The four texts written about program and function vary in tonality and approach towards their meaning in architecture. The introduction of computers has indisputably revolutionized the way we analyze, work and think about design. Although seen often in a pessimistic way and accompanied by a certain fear towards the future of the profession, the benefits and the evolution have been remarkable, a process of trial and errors in a world on unknown variables and possibilities.

Toward a Theory of the Architectural Program by Anthony Vidler explores the concept of program and its evolution from the 60s until today. More specifically, he analyses Reyner Banham and John Summerson theories of architecture and the effect of technology on the discipline. The shift that occurred by the use of software, transitioning to a scientific methodology on how we tackle design, resulted in a change of the meaning of program. It is being argued that program worked hand in hand with function, where architecture used to be about functionalism and the purpose and use of space. Nowadays, architecture has become a spectacle, a tool to convey a symbol or an emblem as a whole rather than being centered on the occupancy. Although quite the generalization, it is impossible to not acknowledge this tendency when looking at contemporary projects like the Bird’s Nest in Beijing by Herzog & de Meuron, where architecture becomes iconic to a city, bringing tourism and international fascination. With the freedom that technology brings to the field comes many explorations on the way we express through images and other mediums in order to clarify the tormented relationship between the architect and technology. The comparison of Archigram and Rem Koolhaas is particularly interesting by their own reflections on how technology has been and will contribute to architecture.

Computer synthesis by Cross focuses on the development of architectural software in the 60s and 70s. Although more descriptive approach on the different purpose and performance of each program, there is an overall will of using the computer as a more direct aid in the synthesis stage of design problems. The search for a mathematical value of spaces, a way to quantify different elements of what is considered a ‘good’ space is a common theme with Vidler’s text. Cross’s examples make us understand a different view on software, where 50 years ago, the computer was seen as a tool to evaluate and spark creativity to the architect. Each software tackled different constraints, whether it is optimization, costs, movement and so on.
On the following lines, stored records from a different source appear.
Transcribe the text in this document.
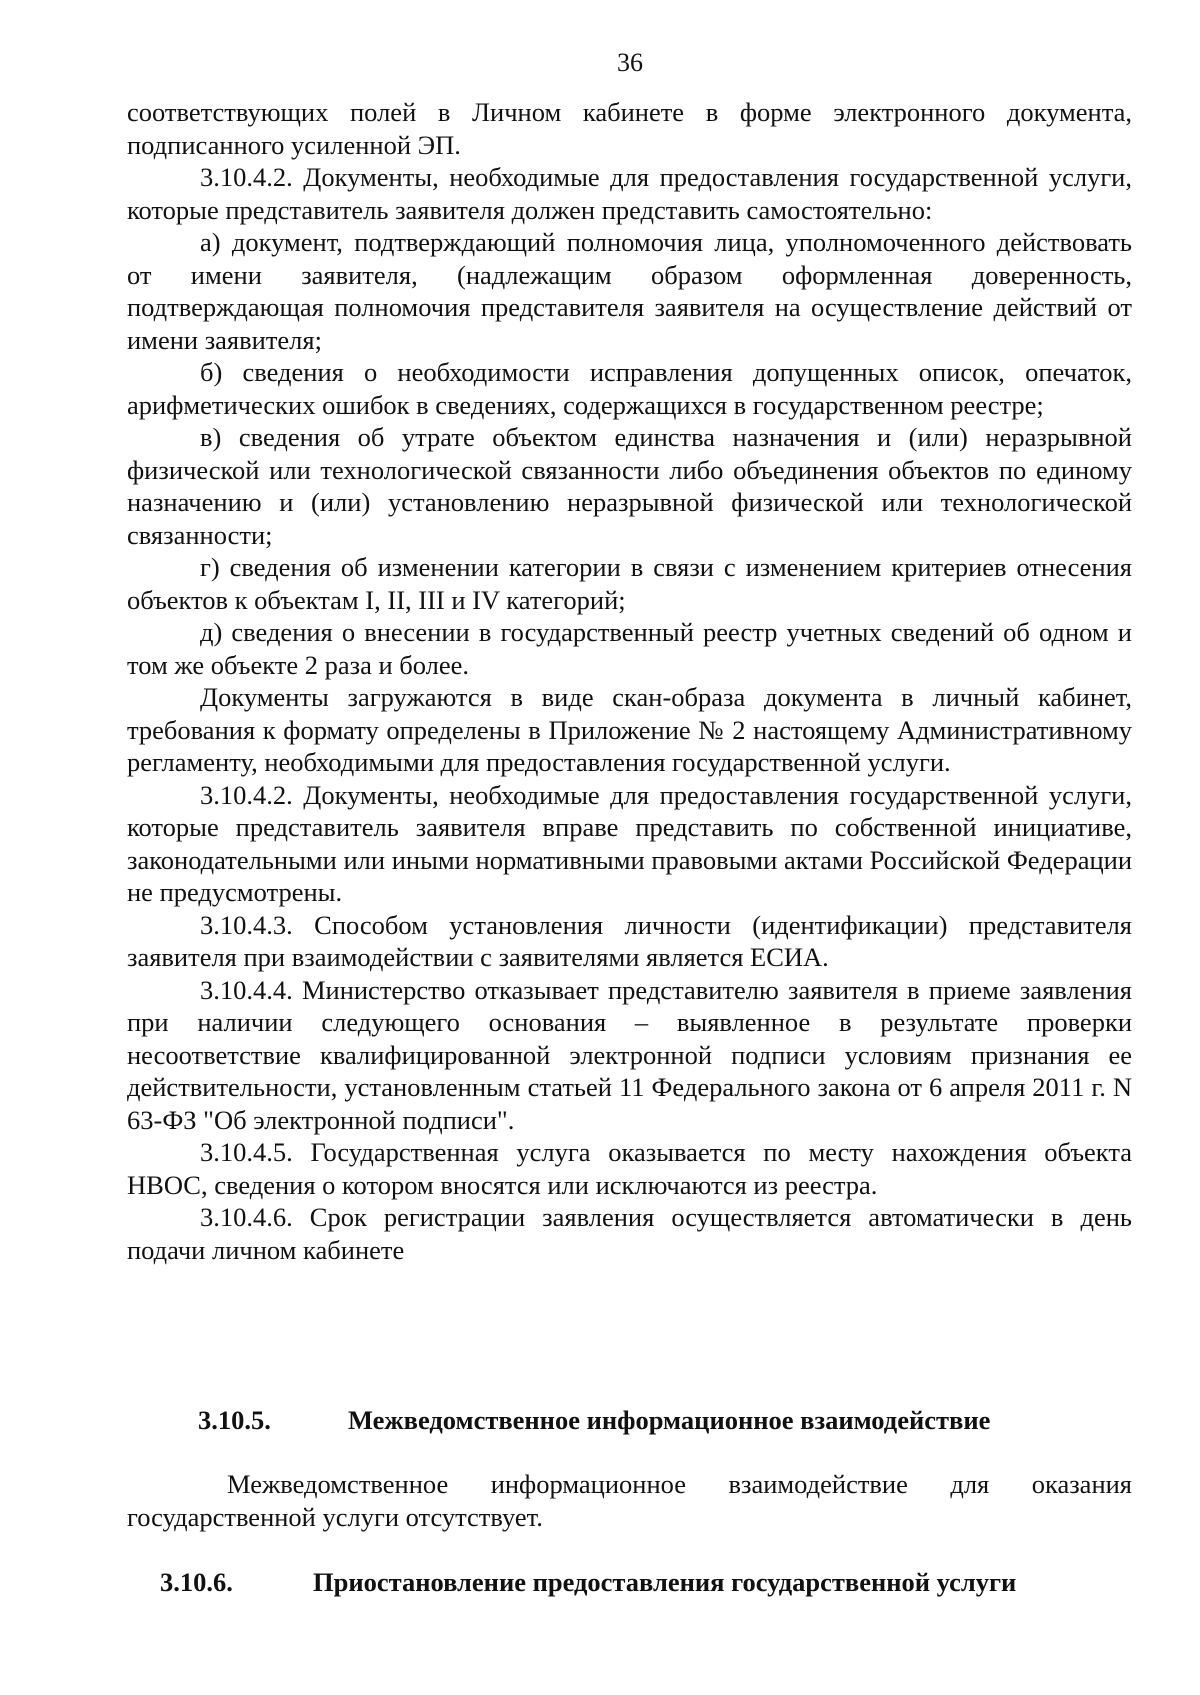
36

соответствующих полей в Личном кабинете в форме электронного документа, подписанного усиленной ЭП.

3.10.4.2. Документы, необходимые для предоставления государственной услуги, которые представитель заявителя должен представить самостоятельно:

а) документ, подтверждающий полномочия лица, уполномоченного действовать от имени заявителя, (надлежащим образом оформленная доверенность, подтверждающая полномочия представителя заявителя на осуществление действий от имени заявителя;

б) сведения о необходимости исправления допущенных описок, опечаток, арифметических ошибок в сведениях, содержащихся в государственном реестре;

в) сведения об утрате объектом единства назначения и (или) неразрывной физической или технологической связанности либо объединения объектов по единому назначению и (или) установлению неразрывной физической или технологической связанности;

г) сведения об изменении категории в связи с изменением критериев отнесения объектов к объектам I, II, III и IV категорий;

д) сведения о внесении в государственный реестр учетных сведений об одном и том же объекте 2 раза и более.

Документы загружаются в виде скан-образа документа в личный кабинет, требования к формату определены в Приложение № 2 настоящему Административному регламенту, необходимыми для предоставления государственной услуги.

3.10.4.2. Документы, необходимые для предоставления государственной услуги, которые представитель заявителя вправе представить по собственной инициативе, законодательными или иными нормативными правовыми актами Российской Федерации не предусмотрены.

3.10.4.3. Способом установления личности (идентификации) представителя заявителя при взаимодействии с заявителями является ЕСИА.

3.10.4.4. Министерство отказывает представителю заявителя в приеме заявления при наличии следующего основания – выявленное в результате проверки несоответствие квалифицированной электронной подписи условиям признания ее действительности, установленным статьей 11 Федерального закона от 6 апреля 2011 г. N 63-ФЗ "Об электронной подписи".

3.10.4.5. Государственная услуга оказывается по месту нахождения объекта НВОС, сведения о котором вносятся или исключаются из реестра.

3.10.4.6. Срок регистрации заявления осуществляется автоматически в день подачи личном кабинете

3.10.5.	Межведомственное информационное взаимодействие

Межведомственное информационное взаимодействие для оказания государственной услуги отсутствует.

3.10.6.	Приостановление предоставления государственной услуги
There was a clear dialogue between the designer and the machine, a constant back and forth of evaluation and modification until satisfaction by the user. We can easily compare this approach to today’s vision of software in architecture, where they are now integrated and an unavoidable part of the architect’s life. They propelled design to limits never achievable otherwise, pushing the boundaries of construction and design, making architecture incredibly faster and structurally complex. They also have a clear imprint on the architecture they help produce. Taking Revit as an example, the software facilitates the construction drawing process and became a must in every major architectural firm. The benefits are countless and simplify in many ways coordination in between disciplines. The major down side comes with the limitations that it has, being a software oriented toward engineering rather than designing, and affects deeply the way we conceive buildings. Instead of relying on software as complementary tools to the architect, we have entered a dangerous era where software shapes the design as much as the architect. In effect, the fear of the autonomous machine like Banham dreaded, the robot architect of the last decades is not quite what has been anticipated. It can definitely have us wonder if it is still a possibility, if we will ever reach a time where the architect is no longer needed.

This phenomenon is argued and decorticated in The Program by Christopher Alexander. Contrary to Banham, he discusses the improbability of the machine taking over. A main component of the design process is invention, which is in his opinion not obtainable by technology. Although surpassing the human in terms of analyzing data and processing information, the human has a limited inventive capacity in that manner; the number of variables is too high and unclear to replace the action of a trained designer. The design process is feasible in three schemes, all of which revolves around this idea of design being based on the architect’s view of a context. There lies the main basis of his hypothesis, where technology is impartial, and consequently cannot answer a given situation with an adequate response. If that is the case, we can ask ourselves if a shift needs to happen in the way we developed software, where it is not developed as an extra hand to the human, but rather as a process solution to the computation of selected variables. It is possible to connect this idea to Rem Kolhaas’ Wired magazine publication, where he described contemporary architecture not by its history or theories, but rather with facts of the world and culture surrounding the architecture. In that sense, technology and this day and age has allowed an opening of the profession, previously being much centered on its own past and concepts, where as now it is incorporating at a conceptual level politically, economically, environmentally and socially of the world it is surrounded by.

Functions and Logic by Robinson, although oriented towards a mathematical logic view of technology, comes to the same conclusion of Alexander’s text. Computers have a unidirectional and linear way of processing information, where a function results to an output or and an action. The capacity of logic, being able to read between the lines, to assimilate information in order to conclude on a problem is unique to humans. This process, although to a certain extend feasible by computers, is described not as a function, but as a relation. Google’s scripting, creation of a matrix and ability to connect words to a result is a new definition of logic, one specifically created for and by computers. There is then an introspection that is necessary to re-evaluate what function and program means nowadays by the use of software in architecture, as technology utterly changed design.